Perdonami. Lo so, è un brutto gesto, ma ormai non posso più fare a meno di andare fino in fondo perché il tarlo mi ha roso per troppo tempo e io sono ormai suo schiavo. Avrei dovuto farlo prima di pensare di averti con me; adesso, dopo tutto, sembra solo un gesto un po’ vigliacco. E forse lo è anche, sebbene io ci abbia provato in tutti i modi. Solo Dio sa se non ci abbia provato: tutti i giorni mi ci sono messo d’impegno. Mi sono sforzato in ogni modo. Ero convinto che avremmo fatto grandi cose, insieme, e che tu potessi completarmi e rendermi infine un uomo vero.

Ma non funziona così: non tutto è un lavoro e non tutto si risolve con la volontà. O con la forza bruta, che è la stessa cosa, solo svestita dei panni del quieto vivere. Avrei tanto voluto sentirmi attraversato da un fiume di luce ogni volta che le mie dita ti sfioravano; avrei voluto inebriarmi del tuo profumo, ubriacarmici così tanto da dimenticarmi persino chi io fossi. Per te avrei voluto stappare tutte le risate nascoste nel vetro scuro dei doppi sensi, come un ussaro che, con un colpo secco di sciabola, fa scaturire uno zampillo di champagne d’annata. T’avrei preso la luna, distillandone le argentee stille in quiete rime fatte per addolcire la notte degli amanti, quando il cuore, sotto la protezione dell’oscurità, ne approfitta per vagabondare lontano da questa vita, pascendosi dei sogni e dei sospiri di Cupido.

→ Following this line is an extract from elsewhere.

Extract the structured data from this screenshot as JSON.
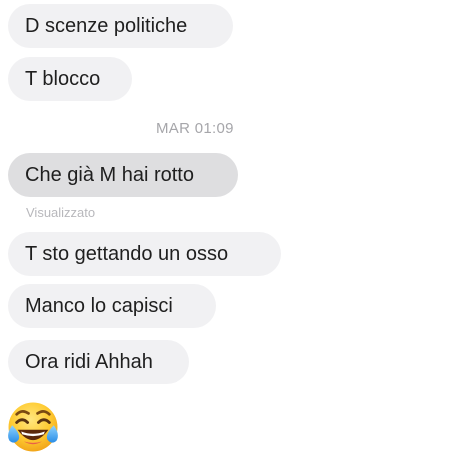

Avrei voluto strappare i pastelli ad Eos per dipingere rosee aurore solo per te e cullarti nella fresca brezza di un ozioso mattino d’estate, quando il cobalto del mare gareggia con il turchese del cielo nell’invitare i gabbiani a graffiarli di bianco. Avrei voluto gustare la passione, tuffarmi nelle sue viscere rosse e lottare con te come in una corrida, con il sudore che scorre scolpendo muscoli e pelle, con il sangue che pretende di assaggiare la spada affilata dei sensi eccitati. Mi beavo all’idea di averti di fronte, pronto come un cavaliere schierato a battaglia, con il sole a baciarmi il viso spietato, nelle narici il secco odore della polvere alzato dai calzari e l’eccitazione della guerra a sconvolgermi di crampi le viscere.

Invece, nulla di tutto questo è stato. Ma la delusione più atroce è stato rendermi conto che nulla di tutto questo sarà mai. Non sono cieco: vedo la facilità con cui scivoli nelle mani degli altri mentre con me sei sempre rigida. Persino altezzosa. Non mi hai mai donato il tuo cuore, anche se io ho riempito il tuo ogni giorno.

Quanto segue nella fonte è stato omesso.